Depuis plusieurs semaines, l’Iran est secoué par une vague de manifestations qui secouent le pouvoir des mollahs. Le déclencheur ? Une inflation sans précédent et une monnaie, le rial, qui a perdu plus de 50 % de sa valeur en quelques mois, atteignant des niveaux historiquement bas. Cette crise économique a entraîné une hausse vertigineuse des prix des denrées alimentaires, rendant la vie quotidienne insoutenable pour de nombreux citoyens. Les salaires stagnants et l’épargne détruite par les hausses infligent un coup dur aux ménages, provoquant une colère sociale croissante.
Dans le bazar de Téhéran, les commerçants ont fermé leurs établissements en signe de protestation, alimentant des mouvements d’insurrection dans d’autres villes. Les manifestants dénoncent la corruption, la répression et l’absence de liberté, tandis que des étudiants, des travailleurs et des citoyens ordinaires se joignent à la contestation. Des facteurs externes, comme les sanctions internationales imposées en 2025 liées au programme nucléaire iranien, aggravent l’isolement économique du pays. Les tensions régionales, notamment un conflit de douze jours avec Israël et des frappes sur des cibles stratégiques, ont exacerbé l’instabilité.

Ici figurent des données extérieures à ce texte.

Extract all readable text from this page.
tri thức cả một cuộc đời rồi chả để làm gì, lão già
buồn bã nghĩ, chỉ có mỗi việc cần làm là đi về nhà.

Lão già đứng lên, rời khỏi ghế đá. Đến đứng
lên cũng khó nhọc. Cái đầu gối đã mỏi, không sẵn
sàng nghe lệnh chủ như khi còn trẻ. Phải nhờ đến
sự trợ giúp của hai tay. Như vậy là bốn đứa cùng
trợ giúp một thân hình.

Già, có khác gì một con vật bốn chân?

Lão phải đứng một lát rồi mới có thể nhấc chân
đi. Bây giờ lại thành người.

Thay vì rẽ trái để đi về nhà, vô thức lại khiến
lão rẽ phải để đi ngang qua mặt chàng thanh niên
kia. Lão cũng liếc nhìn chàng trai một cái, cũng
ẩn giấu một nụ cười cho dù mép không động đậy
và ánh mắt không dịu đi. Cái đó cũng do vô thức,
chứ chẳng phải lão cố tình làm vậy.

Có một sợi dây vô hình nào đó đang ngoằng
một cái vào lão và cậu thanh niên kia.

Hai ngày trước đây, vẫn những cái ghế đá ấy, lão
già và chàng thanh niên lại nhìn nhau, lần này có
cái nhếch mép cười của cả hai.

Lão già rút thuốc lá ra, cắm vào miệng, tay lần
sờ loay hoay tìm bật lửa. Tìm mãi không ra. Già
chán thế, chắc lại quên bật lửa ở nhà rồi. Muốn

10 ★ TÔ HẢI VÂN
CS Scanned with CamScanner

Le gouvernement a tenté de calmer les esprits en promettant des solutions, mais les rassemblements persistent. Les manifestants, hostiles au Guide suprême Ali Khamenei, s’appuient sur la figure de Reza Pahlavi, fils du dernier Shah d’Iran, dont le nom résonne désormais dans les rues. Des slogans comme « Vive le Shah ! » ou « Pahlavi reviendra » éclatent, symbolisant une remise en question du pouvoir actuel. Bien que l’opposition ne demande pas explicitement la restauration de la monarchie, ces cris révèlent un regain d’intérêt pour une figure longtemps bannie.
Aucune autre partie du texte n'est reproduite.